Stretching Time for Schools
Anyone with school-age kids knows that a demanding schedule for education - classes, extracurricular activities, and homework - must run like clockwork.
And yet rarely, does it seem, are there enough hours to perform all these learning activities well.
Not to worry, say many educators and governors around the United States. Pushed by public demand to boost student performance on standardized tests, many schools are making the obvious adjustment: stretching class periods, school days, and even the school year.
The old school schedules of a bygone agrarian era (when children had real chores affecting family livelihood) are coming up short in the race for quality education.
But will merely increasing time spent at school bring an increase in learning? It can certainly help - if it's more than just time that's added.
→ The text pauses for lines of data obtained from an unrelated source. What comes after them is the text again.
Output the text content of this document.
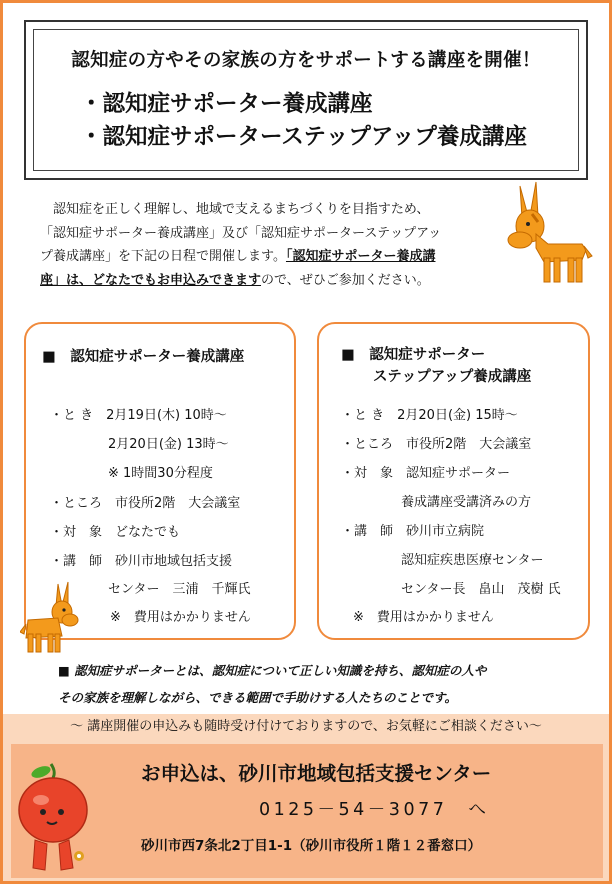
認知症の方やその家族の方をサポートする講座を開催！
・認知症サポーター養成講座
・認知症サポーターステップアップ養成講座
認知症を正しく理解し、地域で支えるまちづくりを目指すため、
「認知症サポーター養成講座」及び「認知症サポーターステップアッ
プ養成講座」を下記の日程で開催します。「認知症サポーター養成講
座」は、どなたでもお申込みできますので、ぜひご参加ください。
■　認知症サポーター養成講座
・と き　2月19日(木) 10時～
2月20日(金) 13時～
※ 1時間30分程度
・ところ　市役所2階　大会議室
・対　象　どなたでも
・講　師　砂川市地域包括支援
センター　三浦　千輝氏
※　費用はかかりません
■　認知症サポーター
ステップアップ養成講座
・と き　2月20日(金) 15時～
・ところ　市役所2階　大会議室
・対　象　認知症サポーター
養成講座受講済みの方
・講　師　砂川市立病院
認知症疾患医療センター
センター長　畠山　茂樹 氏
※　費用はかかりません
■ 認知症サポーターとは、認知症について正しい知識を持ち、認知症の人や
その家族を理解しながら、できる範囲で手助けする人たちのことです。
～ 講座開催の申込みも随時受け付けておりますので、お気軽にご相談ください～
お申込は、砂川市地域包括支援センター
0125－54－3077　へ
砂川市西7条北2丁目1-1（砂川市役所１階１２番窓口）
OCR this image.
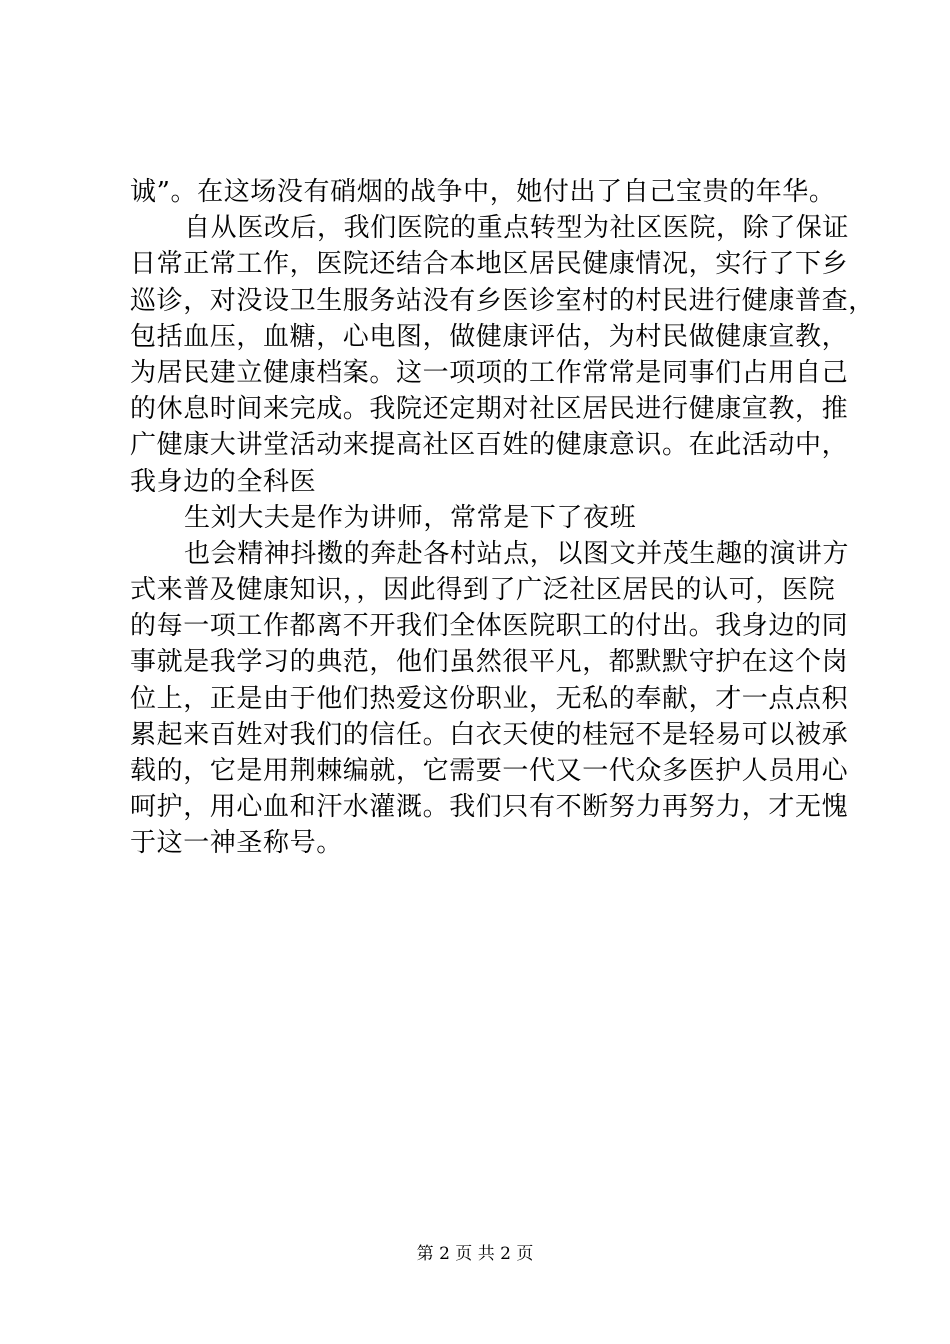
诚”。在这场没有硝烟的战争中，她付出了自己宝贵的年华。
自从医改后，我们医院的重点转型为社区医院，除了保证
日常正常工作，医院还结合本地区居民健康情况，实行了下乡
巡诊，对没设卫生服务站没有乡医诊室村的村民进行健康普查，
包括血压，血糖，心电图，做健康评估，为村民做健康宣教，
为居民建立健康档案。这一项项的工作常常是同事们占用自己
的休息时间来完成。我院还定期对社区居民进行健康宣教，推
广健康大讲堂活动来提高社区百姓的健康意识。在此活动中，
我身边的全科医
生刘大夫是作为讲师，常常是下了夜班
也会精神抖擞的奔赴各村站点，以图文并茂生趣的演讲方
式来普及健康知识，，因此得到了广泛社区居民的认可，医院
的每一项工作都离不开我们全体医院职工的付出。我身边的同
事就是我学习的典范，他们虽然很平凡，都默默守护在这个岗
位上，正是由于他们热爱这份职业，无私的奉献，才一点点积
累起来百姓对我们的信任。白衣天使的桂冠不是轻易可以被承
载的，它是用荆棘编就，它需要一代又一代众多医护人员用心
呵护，用心血和汗水灌溉。我们只有不断努力再努力，才无愧
于这一神圣称号。
第 2 页 共 2 页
Some elementary schools in the Washington, D.C., area have lengthened school days by an extra hour or more to give students, particularly those falling behind, remedial help with academic basics. Test scores at these schools have sharply risen.
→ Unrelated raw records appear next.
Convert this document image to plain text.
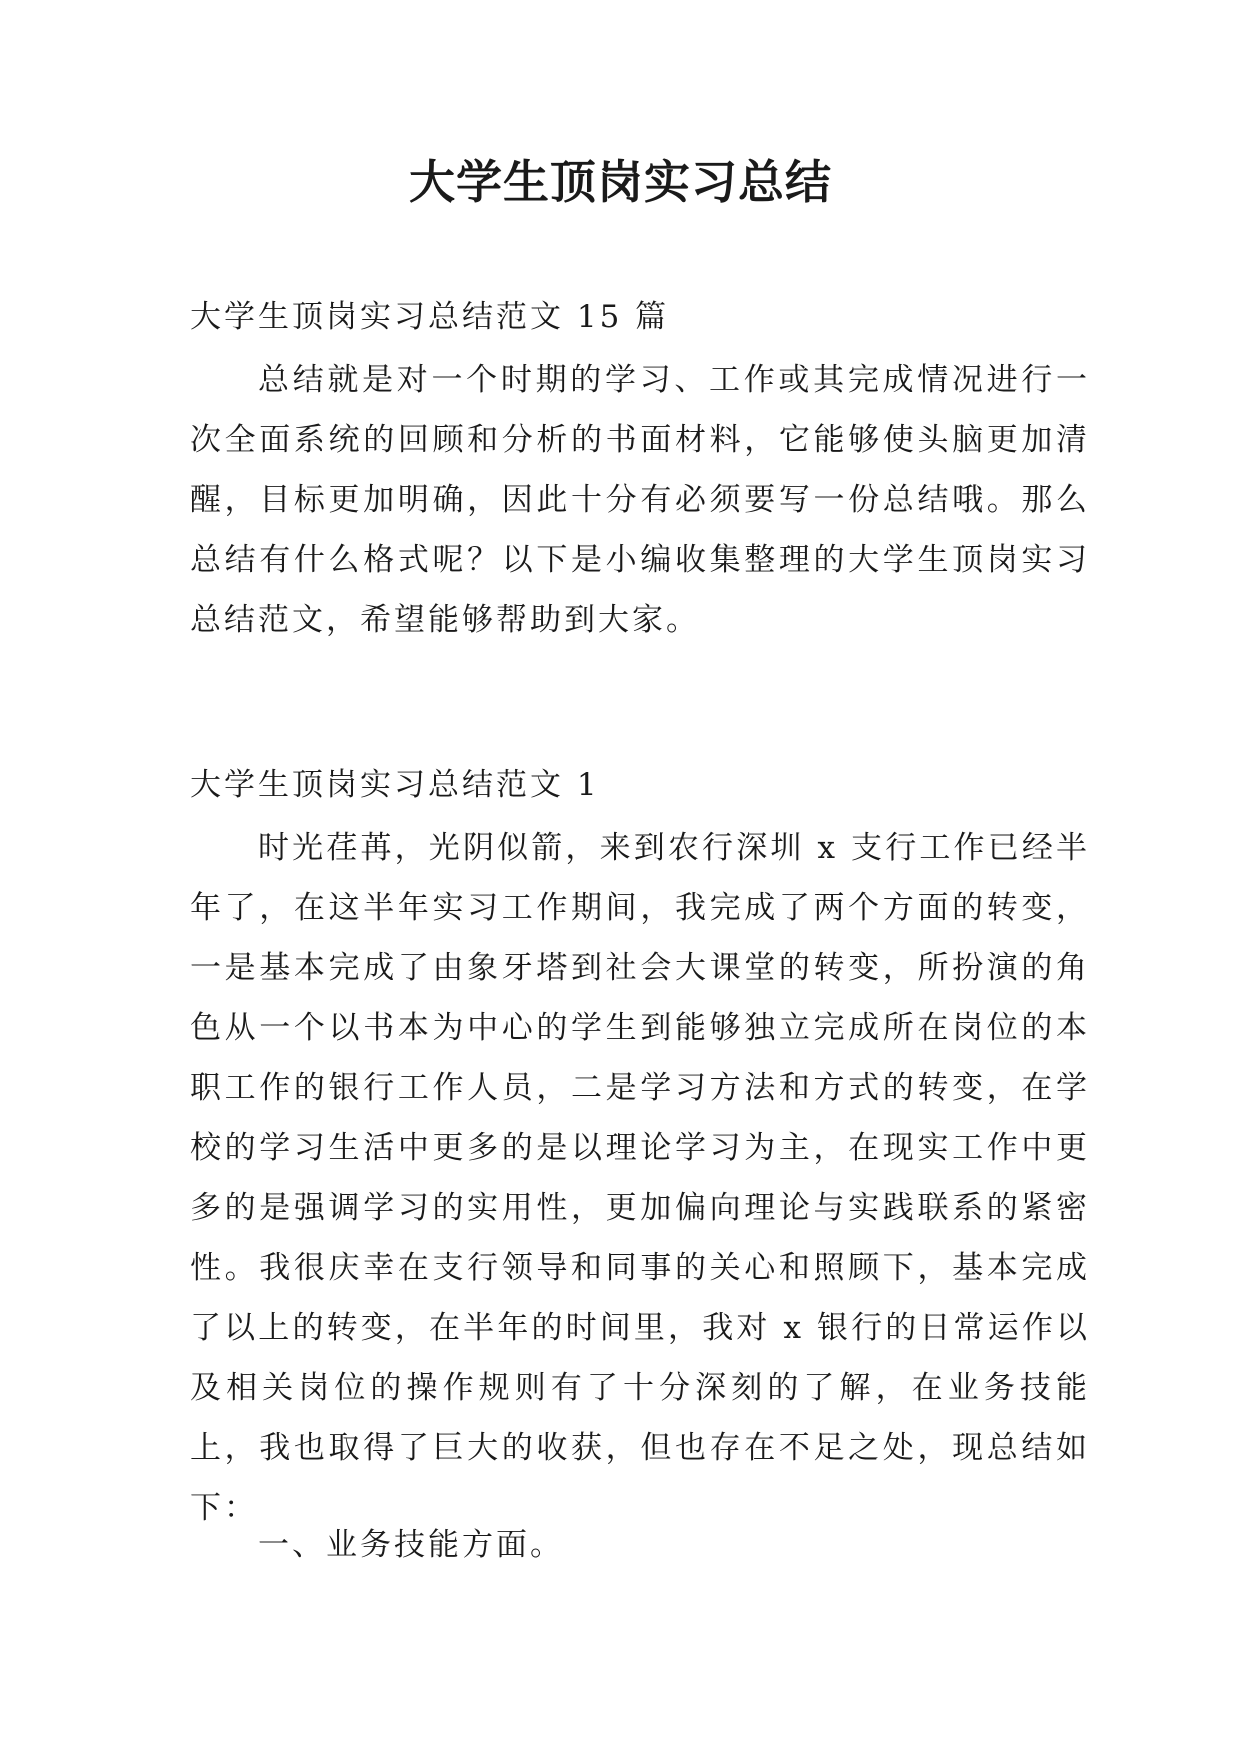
大学生顶岗实习总结

大学生顶岗实习总结范文 15 篇

总结就是对一个时期的学习、工作或其完成情况进行一次全面系统的回顾和分析的书面材料，它能够使头脑更加清醒，目标更加明确，因此十分有必须要写一份总结哦。那么总结有什么格式呢？以下是小编收集整理的大学生顶岗实习总结范文，希望能够帮助到大家。

大学生顶岗实习总结范文 1

时光荏苒，光阴似箭，来到农行深圳 x 支行工作已经半年了，在这半年实习工作期间，我完成了两个方面的转变，一是基本完成了由象牙塔到社会大课堂的转变，所扮演的角色从一个以书本为中心的学生到能够独立完成所在岗位的本职工作的银行工作人员，二是学习方法和方式的转变，在学校的学习生活中更多的是以理论学习为主，在现实工作中更多的是强调学习的实用性，更加偏向理论与实践联系的紧密性。我很庆幸在支行领导和同事的关心和照顾下，基本完成了以上的转变，在半年的时间里，我对 x 银行的日常运作以及相关岗位的操作规则有了十分深刻的了解，在业务技能上，我也取得了巨大的收获，但也存在不足之处，现总结如下：

一、业务技能方面。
The governors of California and Georgia are proposing a longer school year and school day for middle- schoolers, because the students' test scores have been particularly difficult to raise. The mayor of New York even wants Saturday classes.
But such quick fixes are rarely that simple. Teachers need to be enthusiastic participants. And if they put in more time, their pay needs to go up, with taxpayers footing the bill. Parents' schedules, including summer vacations, will need adjusting. Above all, any schedule changes should address the needs of kids themselves. A less frantic, more thoughtfully paced day would serve them well.
Many schools are reorganizing the school day into longer "blocks" of time per class, allowing students to go more in-depth on topics. In Minneapolis, high schools are starting the school day at 8:40 a.m. instead of 7:15 a.m. Such a later start better suits the late-to-bed-late-to-rise sleeping habits of most teenagers. Classes also end a little over an hour later, at 3:10 p.m.
This experiment in Minneapolis may soon become a model once it becomes clearer that such a schedule shift truly raises test scores. Some observers already see an improvement in grades. At the least, kids now generally don't show up for the first morning class acting like zombies.
It's worth noting that students in other countries - notably academic powerhouses like Japan and South Korea - spend many more hours and days at school than US children.
Adding class time for America's youth is probably long overdue.